ISF finds post-incident review sorely lacking in IT security departments

“Organizations cannot avoid serious incidents, and while many are good at incident management, few have a mature, structured approach for analyzing what went wrong. As a result, they’re incurring unnecessary costs and accepting inappropriate risks,” said Michael de Crespigny, CEO of the ISF.

The report found an alarming host of common issues preventing IT organizations from adequately implementing a closed-loop feedback system for security efforts. Often there is no post-incident review at all, leading to incomplete risk management and weak incident management, the ISF noted. Spending priorities are also an issue: incidents often cost more than is immediately apparent, whether the organization knows it or not, but organizations may be spending inappropriately on low-value measures that fail to match up to the higher-cost threats. For instance, an over-emphasis on “black swans” can detract from higher value activities, ISF said.

It also found that poor incident management can create damage far beyond the incident itself, but that the incidents that result in major impacts do not always have major causes. “Businesses may be focusing on areas that should have a lower priority, fixing symptoms instead of causes, or worse, not spending where it’s needed to prevent an incident,” the organization noted in a statement, adding that the long-term ramifications of that should be of concern.

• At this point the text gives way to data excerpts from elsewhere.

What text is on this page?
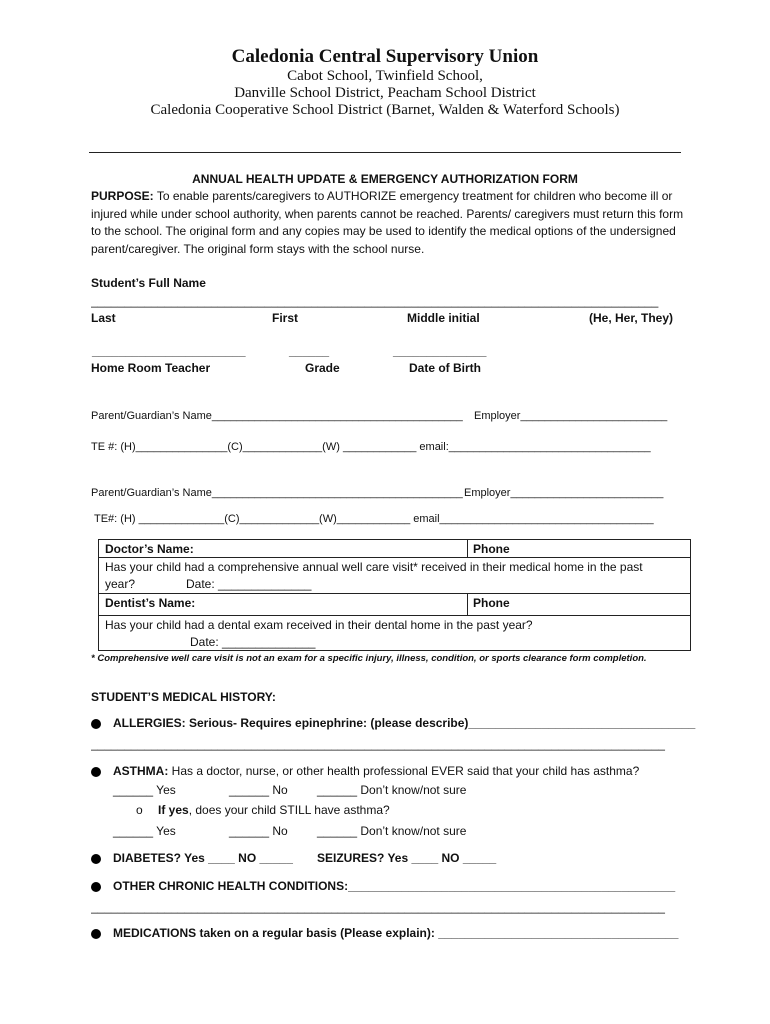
Caledonia Central Supervisory Union
Cabot School, Twinfield School,
Danville School District, Peacham School District
Caledonia Cooperative School District (Barnet, Walden & Waterford Schools)
ANNUAL HEALTH UPDATE & EMERGENCY AUTHORIZATION FORM
PURPOSE: To enable parents/caregivers to AUTHORIZE emergency treatment for children who become ill or injured while under school authority, when parents cannot be reached. Parents/ caregivers must return this form to the school. The original form and any copies may be used to identify the medical options of the undersigned parent/caregiver. The original form stays with the school nurse.
Student’s Full Name
_____________________________________________________________________________________
Last	First	Middle initial	(He, Her, They)
_______________________	______	______________
Home Room Teacher	Grade	Date of Birth
Parent/Guardian’s Name_________________________________________ Employer________________________
TE #: (H)_______________(C)_____________(W) ____________ email:_________________________________
Parent/Guardian’s Name_________________________________________ Employer_________________________
TE#: (H) ______________(C)_____________(W)____________ email___________________________________
Doctor’s Name:	Phone
Has your child had a comprehensive annual well care visit* received in their medical home in the past
year?	Date: ______________
Dentist’s Name:	Phone
Has your child had a dental exam received in their dental home in the past year?
Date: ______________
* Comprehensive well care visit is not an exam for a specific injury, illness, condition, or sports clearance form completion.
STUDENT’S MEDICAL HISTORY:
ALLERGIES: Serious- Requires epinephrine: (please describe)__________________________________
______________________________________________________________________________________
ASTHMA: Has a doctor, nurse, or other health professional EVER said that your child has asthma?
______ Yes	______ No ______ Don’t know/not sure
o If yes, does your child STILL have asthma?
______ Yes	______ No ______ Don’t know/not sure
DIABETES? Yes ____ NO _____ SEIZURES? Yes ____ NO _____
OTHER CHRONIC HEALTH CONDITIONS:_________________________________________________
______________________________________________________________________________________
MEDICATIONS taken on a regular basis (Please explain): ____________________________________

“While immediate and obvious costs may be easy to calculate, determining the incremental, long-term or intangible costs of a security incident can be difficult,” ISF said.

“Without a proper impact assessment, businesses don’t know the incremental, long-term or intangible costs of an incident – but those costs still hit the bottom line, costing the organization money,” de Crespigny said. He added it’s critical that executives “better understand how to respond more quickly and develop the resilience needed to survive the impacts from today’s complex security threats.”